Lebanon’s president approves maritime border deal with Israel

US-brokered agreement marks a major breakthrough in relations between the two countries, which have formally been at war since Israel’s creation in 1948.

Lebanese President Michel Aoun has announced his country’s acceptance of the US-brokered maritime border deal with Israel, saying talks had come to “a positive end”.

The deal represents a “historic achievement” in which Lebanon regains 860sq km (332sq miles) of disputed maritime territory in the Mediterranean Sea that is home to offshore gasfields, Aoun said on Thursday.

However, he insisted it did not pave the way for the normalisation of relations with Israel.

The agreement to establish the maritime border followed months of talks mediated by senior US official Amos Hochstein. It represents a major breakthrough in relations between the two countries, which have formally been at war since Israel’s creation in 1948.
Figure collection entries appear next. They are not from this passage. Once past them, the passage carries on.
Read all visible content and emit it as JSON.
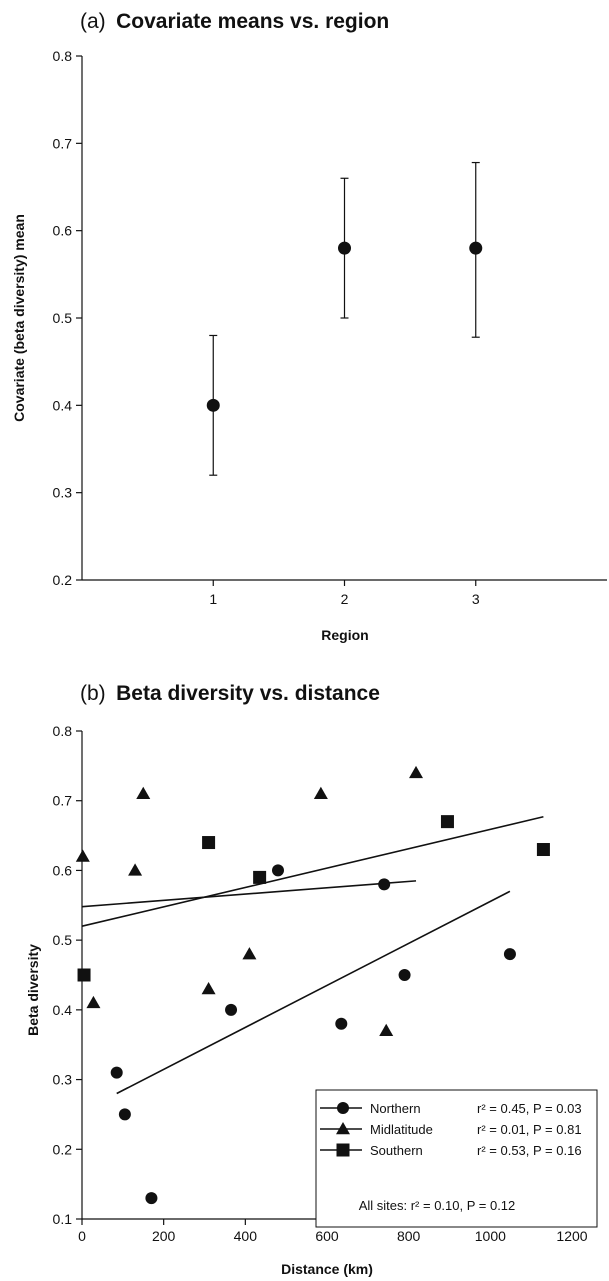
{
  "chart_data": [
    {
      "type": "scatter",
      "panel": "(a)",
      "title": "Covariate   means vs. region",
      "xlabel": "Region",
      "ylabel": "Covariate (beta diversity) mean",
      "xlim": [
        0,
        4
      ],
      "ylim": [
        0.2,
        0.8
      ],
      "xticks": [
        1,
        2,
        3
      ],
      "yticks": [
        0.2,
        0.3,
        0.4,
        0.5,
        0.6,
        0.7,
        0.8
      ],
      "grid": false,
      "points": [
        {
          "x": 1,
          "y": 0.4,
          "err_low": 0.32,
          "err_high": 0.48
        },
        {
          "x": 2,
          "y": 0.58,
          "err_low": 0.5,
          "err_high": 0.66
        },
        {
          "x": 3,
          "y": 0.58,
          "err_low": 0.478,
          "err_high": 0.678
        }
      ]
    },
    {
      "type": "scatter",
      "panel": "(b)",
      "title": "Beta diversity vs. distance",
      "xlabel": "Distance (km)",
      "ylabel": "Beta diversity",
      "xlim": [
        0,
        1200
      ],
      "ylim": [
        0.1,
        0.8
      ],
      "xticks": [
        0,
        200,
        400,
        600,
        800,
        1000,
        1200
      ],
      "yticks": [
        0.1,
        0.2,
        0.3,
        0.4,
        0.5,
        0.6,
        0.7,
        0.8
      ],
      "grid": false,
      "legend_position": "bottom-right",
      "series": [
        {
          "name": "Northern",
          "marker": "circle",
          "stat": "r² = 0.45, P = 0.03",
          "points": [
            [
              85,
              0.31
            ],
            [
              105,
              0.25
            ],
            [
              170,
              0.13
            ],
            [
              365,
              0.4
            ],
            [
              480,
              0.6
            ],
            [
              635,
              0.38
            ],
            [
              740,
              0.58
            ],
            [
              790,
              0.45
            ],
            [
              1048,
              0.48
            ]
          ],
          "fit": [
            [
              85,
              0.28
            ],
            [
              1048,
              0.57
            ]
          ]
        },
        {
          "name": "Midlatitude",
          "marker": "triangle",
          "stat": "r² = 0.01, P = 0.81",
          "points": [
            [
              2,
              0.62
            ],
            [
              28,
              0.41
            ],
            [
              130,
              0.6
            ],
            [
              150,
              0.71
            ],
            [
              310,
              0.43
            ],
            [
              410,
              0.48
            ],
            [
              585,
              0.71
            ],
            [
              745,
              0.37
            ],
            [
              818,
              0.74
            ]
          ],
          "fit": [
            [
              0,
              0.548
            ],
            [
              818,
              0.585
            ]
          ]
        },
        {
          "name": "Southern",
          "marker": "square",
          "stat": "r² = 0.53, P = 0.16",
          "points": [
            [
              5,
              0.45
            ],
            [
              310,
              0.64
            ],
            [
              435,
              0.59
            ],
            [
              895,
              0.67
            ],
            [
              1130,
              0.63
            ]
          ],
          "fit": [
            [
              0,
              0.52
            ],
            [
              1130,
              0.677
            ]
          ]
        }
      ],
      "annotation": "All sites: r² = 0.10, P = 0.12"
    }
  ]
}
“This indirect agreement responds to Lebanese demands and maintains all our rights,” Aoun said in a televised speech.

Aoun made the announcement hours after meeting with caretaker Prime Minister Najib Mikati and Speaker Nabih Berri, who received copies of Hochstein’s latest iteration of the agreement this week.
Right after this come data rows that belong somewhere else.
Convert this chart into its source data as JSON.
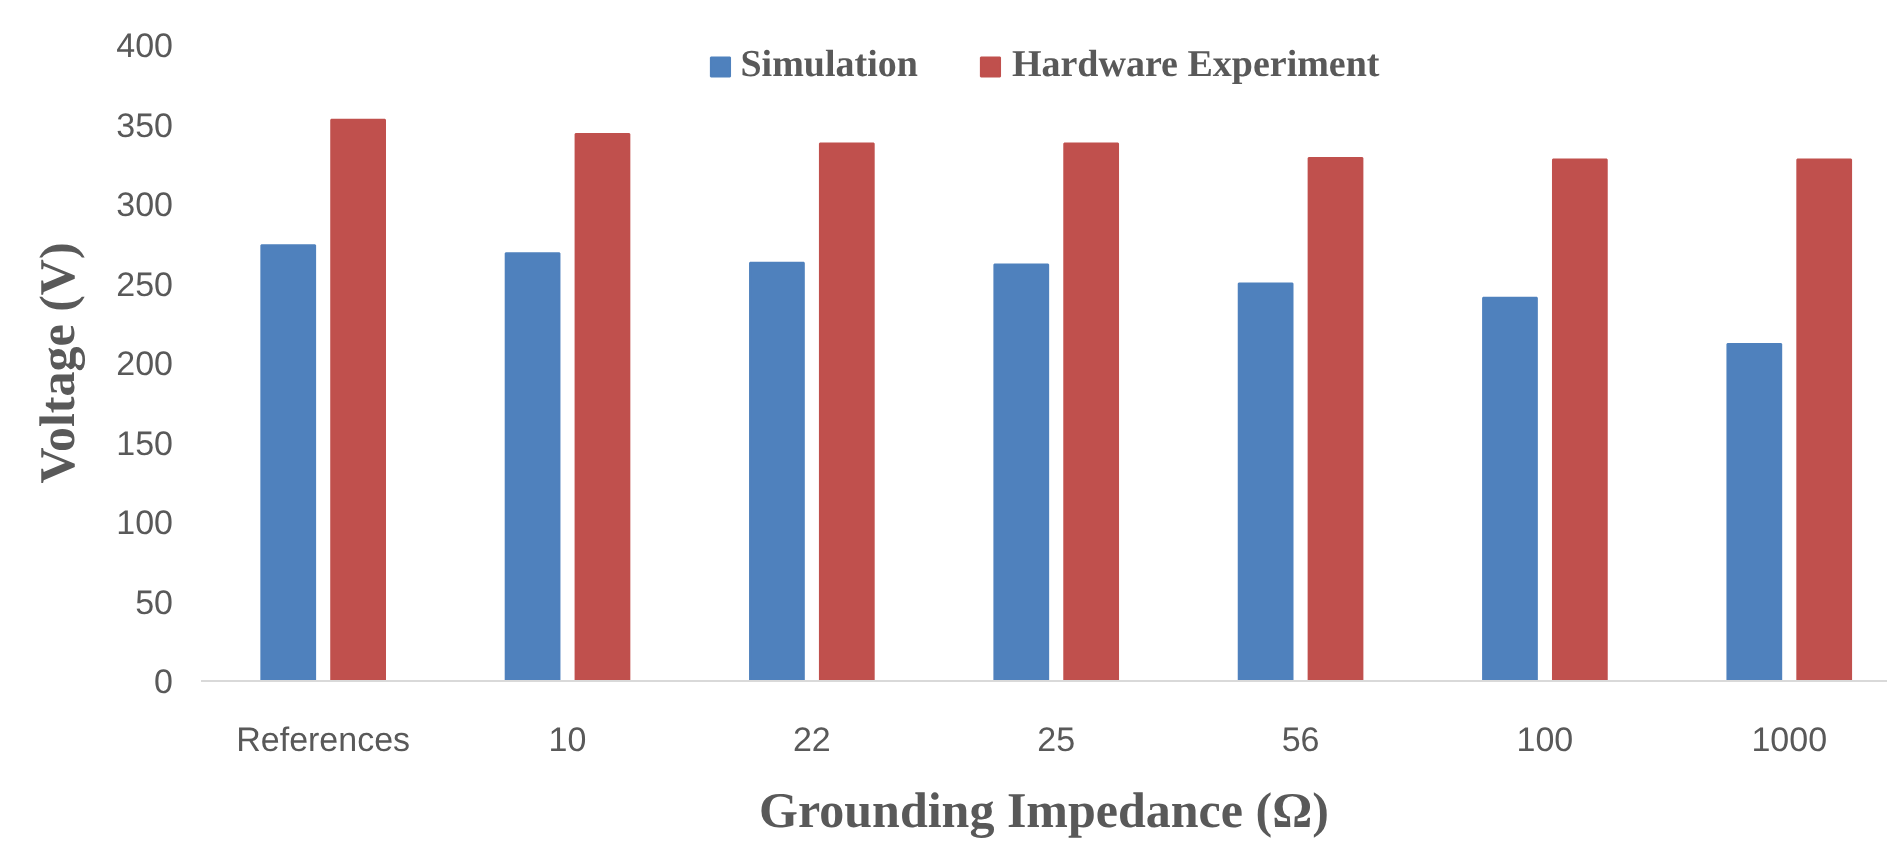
{
  "chart_data": {
    "type": "bar",
    "xlabel": "Grounding Impedance (Ω)",
    "ylabel": "Voltage (V)",
    "categories": [
      "References",
      "10",
      "22",
      "25",
      "56",
      "100",
      "1000"
    ],
    "series": [
      {
        "name": "Simulation",
        "color": "#4f81bd",
        "values": [
          274,
          269,
          263,
          262,
          250,
          241,
          212
        ]
      },
      {
        "name": "Hardware Experiment",
        "color": "#c0504d",
        "values": [
          353,
          344,
          338,
          338,
          329,
          328,
          328
        ]
      }
    ],
    "ylim": [
      0,
      400
    ],
    "yticks": [
      0,
      50,
      100,
      150,
      200,
      250,
      300,
      350,
      400
    ],
    "legend": "top"
  }
}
US President Joe Biden on Tuesday said both countries agreed to “formally” end their maritime border dispute and their leaders told him they were ready to take the next steps.
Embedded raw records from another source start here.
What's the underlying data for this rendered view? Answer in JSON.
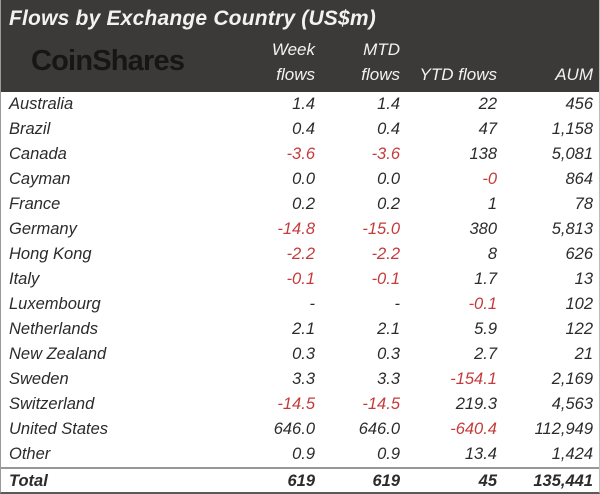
{
  "title": "Flows by Exchange Country (US$m)",
  "logo": "CoinShares",
  "columns": [
    {
      "line1": "Week",
      "line2": "flows"
    },
    {
      "line1": "MTD",
      "line2": "flows"
    },
    {
      "line1": "",
      "line2": "YTD flows"
    },
    {
      "line1": "",
      "line2": "AUM"
    }
  ],
  "rows": [
    {
      "country": "Australia",
      "week": "1.4",
      "mtd": "1.4",
      "ytd": "22",
      "aum": "456"
    },
    {
      "country": "Brazil",
      "week": "0.4",
      "mtd": "0.4",
      "ytd": "47",
      "aum": "1,158"
    },
    {
      "country": "Canada",
      "week": "-3.6",
      "mtd": "-3.6",
      "ytd": "138",
      "aum": "5,081"
    },
    {
      "country": "Cayman",
      "week": "0.0",
      "mtd": "0.0",
      "ytd": "-0",
      "aum": "864"
    },
    {
      "country": "France",
      "week": "0.2",
      "mtd": "0.2",
      "ytd": "1",
      "aum": "78"
    },
    {
      "country": "Germany",
      "week": "-14.8",
      "mtd": "-15.0",
      "ytd": "380",
      "aum": "5,813"
    },
    {
      "country": "Hong Kong",
      "week": "-2.2",
      "mtd": "-2.2",
      "ytd": "8",
      "aum": "626"
    },
    {
      "country": "Italy",
      "week": "-0.1",
      "mtd": "-0.1",
      "ytd": "1.7",
      "aum": "13"
    },
    {
      "country": "Luxembourg",
      "week": "-",
      "mtd": "-",
      "ytd": "-0.1",
      "aum": "102"
    },
    {
      "country": "Netherlands",
      "week": "2.1",
      "mtd": "2.1",
      "ytd": "5.9",
      "aum": "122"
    },
    {
      "country": "New Zealand",
      "week": "0.3",
      "mtd": "0.3",
      "ytd": "2.7",
      "aum": "21"
    },
    {
      "country": "Sweden",
      "week": "3.3",
      "mtd": "3.3",
      "ytd": "-154.1",
      "aum": "2,169"
    },
    {
      "country": "Switzerland",
      "week": "-14.5",
      "mtd": "-14.5",
      "ytd": "219.3",
      "aum": "4,563"
    },
    {
      "country": "United States",
      "week": "646.0",
      "mtd": "646.0",
      "ytd": "-640.4",
      "aum": "112,949"
    },
    {
      "country": "Other",
      "week": "0.9",
      "mtd": "0.9",
      "ytd": "13.4",
      "aum": "1,424"
    }
  ],
  "total": {
    "country": "Total",
    "week": "619",
    "mtd": "619",
    "ytd": "45",
    "aum": "135,441"
  },
  "colors": {
    "header_bg": "#3b3a38",
    "header_text": "#f2f2f2",
    "body_text": "#2b2b2b",
    "negative": "#c43b3b",
    "logo": "#161616"
  }
}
Israel’s cabinet on Wednesday voted in favour of the US-brokered deal by a “large majority” The agreement will be forwarded to the Knesset, or parliament, for a two-week review before a final cabinet vote.

Lebanon hopes demarcating the border will pave the way for gas exploration and will help lift it out of its crippling economic crisis.

“I hope the end of these negotiations is the promising start to placing the cornerstone for the economic growth that Lebanon needs through extracting oil and gas, which would add stability, security and development that our nation Lebanon needs,” Aoun said.

Israel, meanwhile, also plans to exploit the gas reserves and hopes the deal will reduce the risk of war with Hezbollah, a Lebanese political party backed by Iran.

The agreement stipulates the disputed waters will be divided along a line straddling the Qana natural gasfield. Gas production would be based on the Lebanese side, but Israel would be compensated for gas extracted from its side of the line.

Lebanon has been working with French energy giant Total on preparations for exploring the field.